Es zeigt aber auch, wie vollkommen daneben all jene liegen, die derzeit Leserkommentarspalten auf Newsseiten – auch bei taz.de – mit der Ansicht füllen, es sei vollkommen egal, ob nun Trump oder Clinton die Wahl gewännen, es werde sich ohnehin nichts ändern. Und man solle am besten Jill Stein von den Grünen die Stimme geben. Die sei die einzige, die nach Bernie Sanders' Ausscheiden noch ein linkes Programm habe.

Das gleiche Argument, die beiden großen Parteien seien doch gleichermaßen von Lobbyinteressen unterwandert, brachte bei der Wahl 2000 George W. Bush an die Macht, weil der Grüne Kandidat Ralph Nader dem demokratischen Kandidaten Al Gore die entscheidenen Stimmen wegnahm.

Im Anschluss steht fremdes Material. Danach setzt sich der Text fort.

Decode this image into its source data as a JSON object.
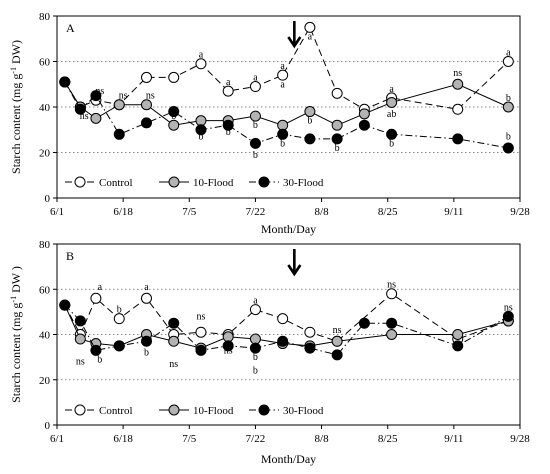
{
  "chart_data": [
    {
      "type": "line",
      "panel_label": "A",
      "xlabel": "Month/Day",
      "ylabel": "Starch content (mg g-1 DW)",
      "ylabel_parts": [
        "Starch content (mg g",
        "-1",
        " DW)"
      ],
      "x_tick_labels": [
        "6/1",
        "6/18",
        "7/5",
        "7/22",
        "8/8",
        "8/25",
        "9/11",
        "9/28"
      ],
      "x_tick_dates": [
        "2000-06-01",
        "2000-06-18",
        "2000-07-05",
        "2000-07-22",
        "2000-08-08",
        "2000-08-25",
        "2000-09-11",
        "2000-09-28"
      ],
      "xlim": [
        "2000-06-01",
        "2000-09-28"
      ],
      "ylim": [
        0,
        80
      ],
      "y_ticks": [
        0,
        20,
        40,
        60,
        80
      ],
      "grid": "horizontal dotted at 20, 40, 60",
      "legend_position": "bottom-left",
      "arrow_date": "2000-08-01",
      "series": [
        {
          "name": "Control",
          "style": "dashed, open circles",
          "x": [
            "2000-06-03",
            "2000-06-07",
            "2000-06-11",
            "2000-06-17",
            "2000-06-24",
            "2000-07-01",
            "2000-07-08",
            "2000-07-15",
            "2000-07-22",
            "2000-07-29",
            "2000-08-05",
            "2000-08-12",
            "2000-08-19",
            "2000-08-26",
            "2000-09-12",
            "2000-09-25"
          ],
          "y": [
            51,
            40,
            43,
            41,
            53,
            53,
            59,
            47,
            49,
            54,
            75,
            46,
            39,
            44,
            39,
            60
          ]
        },
        {
          "name": "10-Flood",
          "style": "solid, grey circles",
          "x": [
            "2000-06-03",
            "2000-06-07",
            "2000-06-11",
            "2000-06-17",
            "2000-06-24",
            "2000-07-01",
            "2000-07-08",
            "2000-07-15",
            "2000-07-22",
            "2000-07-29",
            "2000-08-05",
            "2000-08-12",
            "2000-08-19",
            "2000-08-26",
            "2000-09-12",
            "2000-09-25"
          ],
          "y": [
            51,
            40,
            35,
            41,
            41,
            32,
            34,
            34,
            36,
            32,
            38,
            32,
            37,
            42,
            50,
            40
          ]
        },
        {
          "name": "30-Flood",
          "style": "dash-dot, black circles",
          "x": [
            "2000-06-03",
            "2000-06-07",
            "2000-06-11",
            "2000-06-17",
            "2000-06-24",
            "2000-07-01",
            "2000-07-08",
            "2000-07-15",
            "2000-07-22",
            "2000-07-29",
            "2000-08-05",
            "2000-08-12",
            "2000-08-19",
            "2000-08-26",
            "2000-09-12",
            "2000-09-25"
          ],
          "y": [
            51,
            39,
            45,
            28,
            33,
            38,
            30,
            32,
            24,
            28,
            26,
            26,
            32,
            28,
            26,
            22
          ]
        }
      ],
      "annotations": [
        {
          "text": "ns",
          "x": "2000-06-08",
          "y": 36
        },
        {
          "text": "ns",
          "x": "2000-06-12",
          "y": 47
        },
        {
          "text": "ns",
          "x": "2000-06-18",
          "y": 45
        },
        {
          "text": "ns",
          "x": "2000-06-25",
          "y": 45
        },
        {
          "text": "a",
          "x": "2000-07-08",
          "y": 63
        },
        {
          "text": "b",
          "x": "2000-07-01",
          "y": 36
        },
        {
          "text": "b",
          "x": "2000-07-08",
          "y": 27
        },
        {
          "text": "a",
          "x": "2000-07-15",
          "y": 51
        },
        {
          "text": "b",
          "x": "2000-07-15",
          "y": 29
        },
        {
          "text": "a",
          "x": "2000-07-22",
          "y": 53
        },
        {
          "text": "b",
          "x": "2000-07-22",
          "y": 32
        },
        {
          "text": "b",
          "x": "2000-07-22",
          "y": 19
        },
        {
          "text": "a",
          "x": "2000-07-29",
          "y": 58
        },
        {
          "text": "a",
          "x": "2000-07-29",
          "y": 50
        },
        {
          "text": "b",
          "x": "2000-07-29",
          "y": 24
        },
        {
          "text": "a",
          "x": "2000-08-05",
          "y": 71
        },
        {
          "text": "b",
          "x": "2000-08-05",
          "y": 34
        },
        {
          "text": "b",
          "x": "2000-08-12",
          "y": 22
        },
        {
          "text": "a",
          "x": "2000-08-26",
          "y": 48
        },
        {
          "text": "ab",
          "x": "2000-08-26",
          "y": 37
        },
        {
          "text": "b",
          "x": "2000-08-26",
          "y": 24
        },
        {
          "text": "ns",
          "x": "2000-09-12",
          "y": 55
        },
        {
          "text": "a",
          "x": "2000-09-25",
          "y": 64
        },
        {
          "text": "b",
          "x": "2000-09-25",
          "y": 44
        },
        {
          "text": "b",
          "x": "2000-09-25",
          "y": 27
        }
      ]
    },
    {
      "type": "line",
      "panel_label": "B",
      "xlabel": "Month/Day",
      "ylabel": "Starch content (mg g-1 DW)",
      "ylabel_parts": [
        "Starch content (mg g",
        "-1",
        " DW )"
      ],
      "x_tick_labels": [
        "6/1",
        "6/18",
        "7/5",
        "7/22",
        "8/8",
        "8/25",
        "9/11",
        "9/28"
      ],
      "x_tick_dates": [
        "2000-06-01",
        "2000-06-18",
        "2000-07-05",
        "2000-07-22",
        "2000-08-08",
        "2000-08-25",
        "2000-09-11",
        "2000-09-28"
      ],
      "xlim": [
        "2000-06-01",
        "2000-09-28"
      ],
      "ylim": [
        0,
        80
      ],
      "y_ticks": [
        0,
        20,
        40,
        60,
        80
      ],
      "grid": "horizontal dotted at 20, 40, 60",
      "legend_position": "bottom-left",
      "arrow_date": "2000-08-01",
      "series": [
        {
          "name": "Control",
          "style": "dashed, open circles",
          "x": [
            "2000-06-03",
            "2000-06-07",
            "2000-06-11",
            "2000-06-17",
            "2000-06-24",
            "2000-07-01",
            "2000-07-08",
            "2000-07-15",
            "2000-07-22",
            "2000-07-29",
            "2000-08-05",
            "2000-08-12",
            "2000-08-26",
            "2000-09-12",
            "2000-09-25"
          ],
          "y": [
            53,
            40,
            56,
            47,
            56,
            40,
            41,
            40,
            51,
            47,
            41,
            37,
            58,
            38,
            46
          ]
        },
        {
          "name": "10-Flood",
          "style": "solid, grey circles",
          "x": [
            "2000-06-03",
            "2000-06-07",
            "2000-06-11",
            "2000-06-17",
            "2000-06-24",
            "2000-07-01",
            "2000-07-08",
            "2000-07-15",
            "2000-07-22",
            "2000-07-29",
            "2000-08-05",
            "2000-08-12",
            "2000-08-26",
            "2000-09-12",
            "2000-09-25"
          ],
          "y": [
            53,
            38,
            36,
            35,
            40,
            37,
            34,
            39,
            38,
            36,
            35,
            37,
            40,
            40,
            46
          ]
        },
        {
          "name": "30-Flood",
          "style": "dash-dot, black circles",
          "x": [
            "2000-06-03",
            "2000-06-07",
            "2000-06-11",
            "2000-06-17",
            "2000-06-24",
            "2000-07-01",
            "2000-07-08",
            "2000-07-15",
            "2000-07-22",
            "2000-07-29",
            "2000-08-05",
            "2000-08-12",
            "2000-08-19",
            "2000-08-26",
            "2000-09-12",
            "2000-09-25"
          ],
          "y": [
            53,
            46,
            33,
            35,
            37,
            45,
            33,
            35,
            34,
            37,
            34,
            31,
            45,
            45,
            35,
            48
          ]
        }
      ],
      "annotations": [
        {
          "text": "a",
          "x": "2000-06-12",
          "y": 61
        },
        {
          "text": "ns",
          "x": "2000-06-07",
          "y": 28
        },
        {
          "text": "b",
          "x": "2000-06-12",
          "y": 29
        },
        {
          "text": "b",
          "x": "2000-06-17",
          "y": 51
        },
        {
          "text": "a",
          "x": "2000-06-24",
          "y": 61
        },
        {
          "text": "b",
          "x": "2000-06-24",
          "y": 32
        },
        {
          "text": "ns",
          "x": "2000-07-08",
          "y": 48
        },
        {
          "text": "ns",
          "x": "2000-07-01",
          "y": 27
        },
        {
          "text": "ns",
          "x": "2000-07-15",
          "y": 33
        },
        {
          "text": "a",
          "x": "2000-07-22",
          "y": 55
        },
        {
          "text": "b",
          "x": "2000-07-22",
          "y": 30
        },
        {
          "text": "b",
          "x": "2000-07-22",
          "y": 24
        },
        {
          "text": "ns",
          "x": "2000-08-12",
          "y": 42
        },
        {
          "text": "ns",
          "x": "2000-08-26",
          "y": 62
        },
        {
          "text": "ns",
          "x": "2000-09-25",
          "y": 52
        }
      ]
    }
  ]
}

Wer im Nachhinein, nach Afghanistan- und Irakkrieg, nach CIA-Geheimgefängnissen, Folter und Guantánamo meint, das sei unwichtig gewesen, ist nicht ganz bei Trost. Es wäre schön, wenn angesichts der realen Gefahr, die von Donald Trump ausgeht, nicht erst wieder hinterher bemerkt würde, dass es eben nicht egal ist.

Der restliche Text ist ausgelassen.